Richard and I are headed to Las Vegas at the beginning of March.  The day we get there we are booked in for a tour of the Zappos head office.  Richard heard about it from an online interview he saw and found the website.

The concept is building culture within your business and creating “wow” for your customers.  It teaches you how to create a fun, family oriented working environment!  They strive to make work a happy place to go and want to teach others how to do the same.  Richard ordered the culture book and we booked our tour.  I am excited…not only for the tour, but I get to go to Vegas….where it is warm and sunny!!!

An A-Ha moment…

I learned something new today…about myself.  I had a brief and memorable A-Ha moment.  I will let you in on it in one moment but let me start at the beginning.

I have two teenage daughters.  Two…at the same time.  They happen to only be 16 months apart.  So it seems that between them and me, there are a lot of hormones and emotions running through this house at all times.  I will openly admit that I play a factor in there as well!  🙂  Anyway, if you have a teenage daughter you will know that many days are filled with laughing and crying.  Days filled with anger and sadness quickly get replaced with joy and elation.  That is just the way it is.  These little girls that we have encouraged and praised for 16 years get into high school and get jolted into a whole new reality.  At home, we still try to do what we have always done, but they are not as receptive anymore.  They are big girls now, they want independence and trust.  They want freedom to carve their own way.  And that is what we want too….right???  I know that deep down that is what every mother wants but I didn’t realize until a few months ago that in order for that to happen…I had to change.  Taylor was 17 and in her own way was trying to break out on her own a bit.  I was fighting her on every turn, trying to keep things the same.  In turn, she was fighting me and our household was upside down. 
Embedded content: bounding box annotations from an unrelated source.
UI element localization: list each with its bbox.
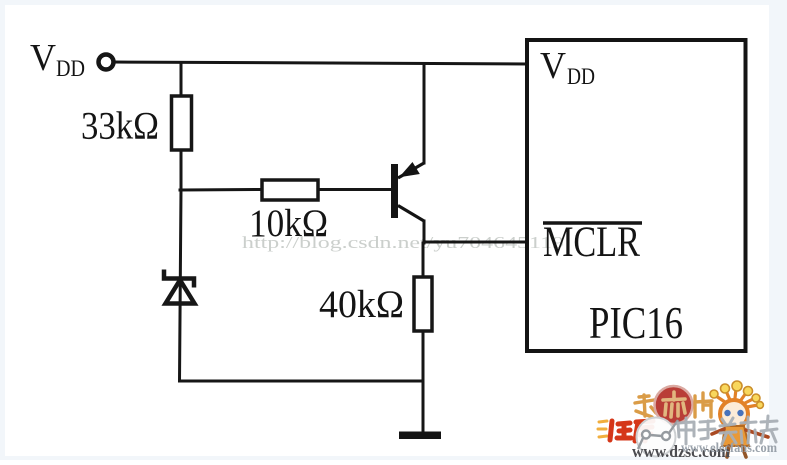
transistor Q1 emitter diagonal xyxy=(398,163,424,178)
mascot head xyxy=(720,400,748,428)
diode D1 zener xyxy=(164,270,195,304)
wire base right segment xyxy=(318,188,392,191)
wire collector to MCLR node xyxy=(423,221,426,243)
wire base left segment xyxy=(180,188,262,192)
logo chip traces xyxy=(638,420,678,449)
mascot arm right xyxy=(746,430,768,437)
logo speed ticks xyxy=(598,421,607,437)
svg-text:40kΩ: 40kΩ xyxy=(319,283,404,326)
resistor R3 40k body xyxy=(414,277,432,331)
svg-text:PIC16: PIC16 xyxy=(589,298,683,348)
mascot arm left xyxy=(712,429,724,434)
watermark text dian zi fa shao you xyxy=(678,416,777,444)
diode D1 triangle xyxy=(166,280,195,304)
svg-text:V: V xyxy=(540,45,567,87)
watermark elecfans logo group xyxy=(710,381,768,457)
logo char pian xyxy=(695,393,712,417)
svg-text:10kΩ: 10kΩ xyxy=(249,202,328,245)
logo char wo xyxy=(635,395,656,417)
mascot legs xyxy=(727,446,746,457)
wire 40k to ground xyxy=(422,331,425,432)
logo chip circle xyxy=(637,418,676,457)
svg-text:MCLR: MCLR xyxy=(543,219,640,266)
node VDD terminal xyxy=(99,55,114,70)
wire top rail VDD xyxy=(114,62,527,64)
mascot body xyxy=(722,426,749,446)
page border strips xyxy=(0,0,787,5)
ground xyxy=(399,432,441,440)
resistor R1 33k body xyxy=(172,96,192,150)
transistor Q1 collector diagonal xyxy=(398,206,424,222)
transistor Q1 emitter arrow xyxy=(401,163,420,177)
mascot bulbs xyxy=(710,381,763,408)
diode D1 cathode bar with zener ticks xyxy=(164,270,194,288)
logo red circle xyxy=(655,386,693,424)
mascot crown spikes xyxy=(716,389,758,407)
wire MCLR horizontal xyxy=(424,241,527,244)
logo char xin xyxy=(663,392,685,417)
svg-text:DD: DD xyxy=(56,56,85,81)
wire below 33k xyxy=(180,150,183,190)
svg-text:DD: DD xyxy=(567,64,595,89)
transistor Q1 base bar xyxy=(391,164,398,218)
label MCLR overline xyxy=(543,221,642,225)
svg-text:33kΩ: 33kΩ xyxy=(81,105,159,148)
IC U1 PIC16 box xyxy=(527,40,746,351)
logo char wei red xyxy=(610,421,631,440)
mascot eyes xyxy=(724,410,730,416)
transistor Q1 PNP xyxy=(395,163,425,221)
wire 33k branch from rail xyxy=(180,63,183,96)
logo char ku red xyxy=(635,421,653,441)
watermark dzsc logo group xyxy=(598,386,712,457)
resistor R2 10k body xyxy=(262,180,318,200)
wire emitter vertical from rail xyxy=(423,64,426,163)
wire left vertical through zener xyxy=(180,190,182,381)
svg-text:V: V xyxy=(30,37,57,79)
svg-text:www.elecfans.com: www.elecfans.com xyxy=(681,440,778,455)
wire node to 40k xyxy=(422,243,425,277)
wire bottom rail xyxy=(180,380,424,383)
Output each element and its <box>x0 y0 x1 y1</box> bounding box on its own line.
It was then that I realized that as she evolved, I was going to have to evolve too.  I was not about to let her take the reins completely, but I had to loosen them enough to let her live and to let her make her own mistakes.  I always felt at her age that my parents were very strict and I always felt like I didn’t make my mistakes until I left home.  Then the problem was that I was making mistakes and had no one to support me and help me when I needed it.  I want my girls to feel like it is ok to make some mistakes and that I will still be here to help them if they need it.  Then maybe when they pack their bags up and head out the door, they will have a better understanding of real life.  I hope.  It was amazing for me to see what happened when I realized this.  I let her take some more control over her own life and things just fell back into place.  If I would have only realized that when the fighting started! 
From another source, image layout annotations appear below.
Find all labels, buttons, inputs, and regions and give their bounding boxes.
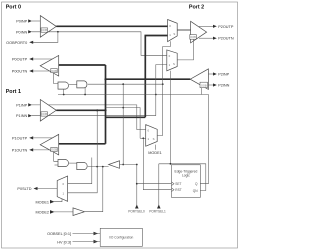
node x123.2 y107.6	[122, 107, 124, 109]
svg-text:P0INN: P0INN	[16, 30, 27, 34]
svg-text:Port 0: Port 0	[6, 4, 21, 10]
wire M1 output to U5	[177, 29, 190, 31]
buffer B2 MODE2	[73, 208, 85, 216]
svg-text:P1OUTN: P1OUTN	[12, 148, 28, 152]
mux M4 portsel	[146, 125, 158, 147]
wire QN to M2 select	[159, 164, 206, 191]
block I/O Configuration	[100, 228, 142, 246]
block Edge-Triggered Logic	[172, 165, 201, 198]
svg-text:P1OUTP: P1OUTP	[12, 136, 28, 140]
node M2 select on QN line	[170, 163, 172, 165]
wire G2 output y84.2	[88, 83, 163, 85]
mux M3 port select indicator	[57, 176, 67, 201]
wire M2 input 1 from H94.5 via x148.2	[156, 65, 167, 116]
pin P0OUTP	[12, 57, 53, 61]
mux M2 Port2 lower	[167, 50, 177, 71]
wire RST	[143, 138, 171, 189]
svg-text:P2OUTN: P2OUTN	[218, 37, 234, 41]
wire M2 select down	[169, 71, 171, 164]
wire G2 lower feed from y94.5	[84, 88, 86, 95]
pin P0INN	[16, 30, 32, 34]
wire M4 output up to mux M1 select	[157, 41, 170, 135]
op-amp U4 Port1 output driver	[40, 134, 59, 155]
pin OOBPORT0	[6, 41, 33, 45]
svg-text:I/O Configuration: I/O Configuration	[109, 236, 133, 240]
gate G3 AND	[55, 160, 69, 167]
wire U2 OOB output down to gate G1	[54, 73, 58, 84]
node PORTSEL0 y183.7	[136, 183, 138, 185]
svg-text:QN: QN	[193, 189, 198, 193]
svg-text:PORTSEL1: PORTSEL1	[149, 210, 166, 214]
wire M4 select stub	[154, 145, 156, 150]
svg-text:OOBPORT0: OOBPORT0	[6, 41, 27, 45]
wire U4 OOB output down to gate G3	[54, 152, 58, 162]
svg-text:P1INN: P1INN	[16, 114, 27, 118]
svg-text:S: S	[173, 32, 175, 36]
border frame	[2, 2, 238, 248]
thick vertical bus x105.5	[105, 65, 107, 144]
wire thick jog y117.3	[106, 116, 146, 118]
svg-text:P1INP: P1INP	[16, 103, 27, 107]
svg-text:Logic: Logic	[182, 174, 190, 178]
wire U6 OOB stub to H94	[200, 88, 202, 95]
op-amp U2 Port0 output driver	[40, 56, 59, 77]
pin PORTSEL0	[128, 205, 145, 214]
svg-text:P0INP: P0INP	[16, 20, 27, 24]
wire PORTSEL0 vertical	[136, 165, 138, 208]
node x123.2 y164.5	[122, 164, 124, 166]
node G4 out x97.5	[96, 166, 98, 168]
wire Q up to OOB line	[200, 95, 208, 184]
svg-text:OOB: OOB	[190, 35, 196, 39]
node thick x105.5 y110.3	[104, 109, 106, 111]
pin OOBSEL	[47, 232, 100, 237]
svg-text:OOB: OOB	[51, 69, 57, 73]
node thick x105.5 y79.2	[104, 78, 106, 80]
wire G1 lower feed from y94.5	[63, 89, 65, 94]
op-amp U3 Port1 receiver	[40, 100, 56, 122]
pin P0SLTD	[17, 187, 57, 191]
node y94.5 x63.7	[63, 94, 65, 96]
wire PORTSEL1 vertical	[158, 164, 160, 207]
wire M3 input 0	[68, 158, 92, 184]
pin PORTSEL1	[149, 205, 166, 214]
wire x123.2 down to buffer line	[122, 84, 124, 164]
pin P1INN	[16, 114, 32, 118]
wire branch to mux M4 input 1	[106, 108, 141, 139]
pin HV	[57, 240, 100, 245]
op-amp U1 Port0 receiver	[40, 16, 56, 38]
wire SET from PORTSEL0 node	[137, 183, 172, 185]
svg-text:MODE1: MODE1	[35, 200, 49, 204]
svg-text:S: S	[173, 62, 175, 66]
pin P0OUTN	[12, 69, 51, 73]
svg-text:SET: SET	[175, 182, 181, 186]
wire M4 input 1	[140, 137, 146, 139]
node G4 out x102.8	[102, 166, 104, 168]
wire U4 input thick from vertical	[59, 143, 106, 145]
wire thick Port2 RX broadcast y79.2	[106, 78, 191, 80]
wire B1 input from PORTSEL0	[120, 164, 137, 166]
wire U2 input thick from vertical	[59, 64, 106, 66]
gate G1 AND	[58, 82, 69, 89]
wire OOBPORT0 branch	[33, 32, 58, 43]
svg-text:P2INN: P2INN	[218, 84, 229, 88]
wire long horizontal y94.5	[58, 94, 201, 96]
svg-text:P2INP: P2INP	[218, 73, 229, 77]
wire U1 output thick to mux M1 input 0	[56, 25, 167, 27]
node M3 input 1 tap on P1 RX	[96, 109, 98, 111]
node on P0INN at x57.9	[57, 31, 59, 33]
pin P1OUTN	[12, 148, 51, 152]
pin P1OUTP	[12, 136, 53, 140]
svg-text:MODE2: MODE2	[35, 211, 49, 215]
wire U3 output thick	[56, 109, 105, 111]
svg-text:RST: RST	[175, 188, 181, 192]
wire M3 input 1	[68, 110, 98, 193]
pin P1INP	[16, 103, 32, 107]
svg-text:OOB: OOB	[51, 148, 57, 152]
svg-text:MODE1: MODE1	[148, 151, 162, 155]
svg-text:HV [0:3]: HV [0:3]	[57, 240, 71, 244]
node G2 out x123.2	[122, 83, 124, 85]
node H94 M2 tap	[155, 94, 157, 96]
wire P0INN passthrough to mux M2 input 0	[32, 32, 167, 56]
wire G4 output to buffer	[88, 166, 109, 168]
buffer B1	[109, 161, 120, 169]
node G2 out x162.7	[162, 83, 164, 85]
wire P1INN passthrough to vertical x155.4	[32, 115, 156, 117]
pin MODE2	[35, 210, 73, 214]
mux M1 Port2 upper	[168, 20, 178, 42]
svg-text:P0OUTN: P0OUTN	[12, 70, 28, 74]
wire thick vertical x144.5 to mux M1 input 1	[145, 36, 167, 118]
svg-text:OOB: OOB	[41, 28, 47, 32]
svg-text:Port 2: Port 2	[189, 4, 204, 10]
wire P1INP passthrough to mux M4 input 0	[32, 105, 137, 130]
op-amp U5 Port2 output driver	[190, 21, 207, 43]
gate G4 AND	[69, 163, 87, 170]
svg-text:P0OUTP: P0OUTP	[12, 58, 28, 62]
pin P0INP	[16, 19, 40, 23]
wire P2OUTP	[199, 25, 234, 29]
pin P2INP	[208, 72, 229, 76]
svg-text:OOB: OOB	[41, 112, 47, 116]
wire M2 output up to U5 lower	[177, 39, 193, 60]
svg-text:P2OUTP: P2OUTP	[218, 25, 234, 29]
node B1 input x136.8	[136, 164, 138, 166]
svg-text:OOB: OOB	[201, 83, 207, 87]
pin P2INN	[208, 83, 229, 87]
svg-text:Port 1: Port 1	[6, 89, 21, 95]
wire B2 output up	[85, 167, 103, 212]
wire M4 input 0 from P1INP	[137, 129, 146, 131]
svg-text:OOBSEL [0:1]: OOBSEL [0:1]	[47, 232, 71, 236]
node M4 input 1 RST tap	[142, 137, 144, 139]
svg-text:S: S	[153, 137, 155, 141]
svg-text:PORTSEL0: PORTSEL0	[128, 210, 145, 214]
gate G2 AND	[69, 81, 87, 88]
node y94.5 x85.1	[84, 94, 86, 96]
wire P2OUTN	[199, 37, 234, 41]
pin MODE1	[35, 199, 62, 204]
svg-text:P0SLTD: P0SLTD	[17, 187, 31, 191]
op-amp U6 Port2 receiver	[190, 69, 208, 90]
Now my revelation…I wondered if a greater power was at work for those months of fighting.  Was something trying to prepare me for when she had to move out?  Was I going to be a wreck?  Did her behaviour want me to make her move out and not miss her??  And then I realized…she is moving out…I am going to miss her terribly.  It doesn’t matter how much she fights me or how bad of a day we are having…there are so many good days, it doesn’t matter.  She is my heart. 

This will always be my oldest girl, the one who read at 3.  The girl who wrote her name on the wall when she was 3 and tried to blame her one year old sister.  The one who would sit with me while Daniele napped for 3 hours and color.  The girl who got stuffed animals and named them things like puppy and big monkey.  Who has always loved every animal in her life unconditionally.  Who would give her sister horsey rides even though Daniele was almost always bigger than her.  The girl who loved to do my hair in barrettes and pigtails and now wants to be a hair stylist!  I will miss this girl with all my heart.